By Ivana Sekularac and Aleksandar Vasovic
BELGRADE (Reuters) - Serbia will investigate the events that led to a gunbattle at a monastery in northern Kosovo that Pristina has blamed on Belgrade, President Aleksandar Vucic said on Thursday, denying any government involvement in the incident.
Kosovo police fought around 30 heavily armed Serbs who barricaded themselves into the Serbian Orthodox monastery in the village of Banjska for hours on Sunday. Three attackers and a Kosovo Albanian police officer were killed in the skirmishes.
Some 50,000 Serbs who live in north Kosovo, do not recognise Pristina institutions and see Belgrade as their capital. They have often clashed with Kosovo police and international peacekeepers, but the weekend's violence was the worst in years.

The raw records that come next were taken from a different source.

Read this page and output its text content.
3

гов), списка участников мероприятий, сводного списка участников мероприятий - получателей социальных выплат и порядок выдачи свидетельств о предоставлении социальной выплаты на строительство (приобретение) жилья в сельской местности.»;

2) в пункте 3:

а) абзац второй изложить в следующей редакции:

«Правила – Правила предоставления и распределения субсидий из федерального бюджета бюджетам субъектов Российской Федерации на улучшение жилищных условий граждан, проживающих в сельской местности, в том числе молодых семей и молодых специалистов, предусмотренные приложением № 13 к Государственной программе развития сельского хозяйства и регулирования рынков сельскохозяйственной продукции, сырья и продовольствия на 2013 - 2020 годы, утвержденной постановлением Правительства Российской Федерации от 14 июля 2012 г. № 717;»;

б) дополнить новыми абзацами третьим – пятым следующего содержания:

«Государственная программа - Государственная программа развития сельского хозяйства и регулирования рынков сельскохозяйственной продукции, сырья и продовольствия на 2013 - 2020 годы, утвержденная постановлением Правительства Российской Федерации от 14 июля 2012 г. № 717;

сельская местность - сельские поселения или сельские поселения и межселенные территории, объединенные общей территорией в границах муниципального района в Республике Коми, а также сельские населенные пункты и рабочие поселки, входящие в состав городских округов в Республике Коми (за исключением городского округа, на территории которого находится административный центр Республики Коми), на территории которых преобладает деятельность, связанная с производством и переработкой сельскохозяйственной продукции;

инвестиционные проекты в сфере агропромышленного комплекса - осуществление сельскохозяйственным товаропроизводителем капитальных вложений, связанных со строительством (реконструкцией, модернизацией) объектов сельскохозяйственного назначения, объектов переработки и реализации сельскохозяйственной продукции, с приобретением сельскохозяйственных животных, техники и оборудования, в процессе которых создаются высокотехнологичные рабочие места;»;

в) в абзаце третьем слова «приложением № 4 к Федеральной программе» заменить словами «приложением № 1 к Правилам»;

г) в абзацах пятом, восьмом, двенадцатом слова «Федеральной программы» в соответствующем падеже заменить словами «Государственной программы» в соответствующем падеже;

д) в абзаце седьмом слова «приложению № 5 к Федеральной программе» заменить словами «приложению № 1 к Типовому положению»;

Vucic told Reuters that Belgrade condemned the killing of the policeman, adding Serbia "will launch proceedings before appropriate judicial bodies" and investigate suspects.
"What suspected crimes these would be, that is the question for the prosecutor," he said in his office in Belgrade.
He accused Kosovo police shooting dead one of the gunmen in the head "from the distance of a meter" after he had surrendered, describing it as an "execution".
Veton Elshani, deputy regional commander for the north of Kosovo, told Reuters: “This is nonsense. Our officers will never do such thing. One of the arrested men we gave first aid to in the field to save his life after he had sustained injuries.”
No group has come forward to claim responsibility for the attack or explain the motives of the gunmen.
Vucic denied allegations from Kosovo's President Vjosa Osmani that Belgrade had incited the violence, saying Serbia would not benefit from it as that would jeopardise its position in EU-sponsored talks with Pristina.
"Why this would be beneficial for Belgrade? What would be the idea? To destroy our position we have been building for a year? To destroy this in a day? ... Serbia does not want war," he said.
In 2012, Kosovo and Serbia committed to the EU-sponsored talks. Normalisation of relations is key for both counties to progress on the path towards integration with the EU.
The gunbattle prompted renewed international concern about the stability of Kosovo, which declared independence in 2008, nearly a decade after NATO bombing ousted Serbian security forces from what was then Serbia's predominantly Albanian southern province.
Vucic pledged Serbia would investigate the origin of weapons seized after the incident by Kosovo police, who have displayed a cache including assault rifles, machine guns, anti-tank rocket launchers, hand grenades, land mines and drones.
He also said Milan Radoicic, one of the top-ranking Kosovo Serb politicians who, according to authorities in Pristina, was present during the gunbattle would be "summoned by the prosecutor".
Serbia considers Kosovo as its integral part and, with the backing of a number of countries, including United Nations Security Council veto-wielding members Russia, China and five EU members, refuses to recognise its independence.
Belgrade finances schools, public health system, and most of other institutions in parts of Kosovo where Serbs constitute a majority.
Vucic accused Kosovo Prime Minister Albin Kurti of wanting to expel Serbs from Kosovo and of stalling a compromise solution needed for mending the ties between Belgrade and Pristina.
"The cause of all problems in Kosovo is Albin Kurti. He is the one who brought about all of this," he said.
He said Kurti's refusal to form an Association of Serb Municipalities, a body that under provisions of a 2013 agreement between Belgrade and Pristina would secure Kosovo Serbs more autonomy, had fuelled tensions that led to the violence in Banjska.
Kurti has repeatedly said that such an association would enable Serb majority regions to secede and join Serbia.
"For us the position (in Kosovo) is clearly dreadful, but ... we have to be with our people, ... (and) try to preserve peace," Vucic said. "The solution is always (in) the dialogue."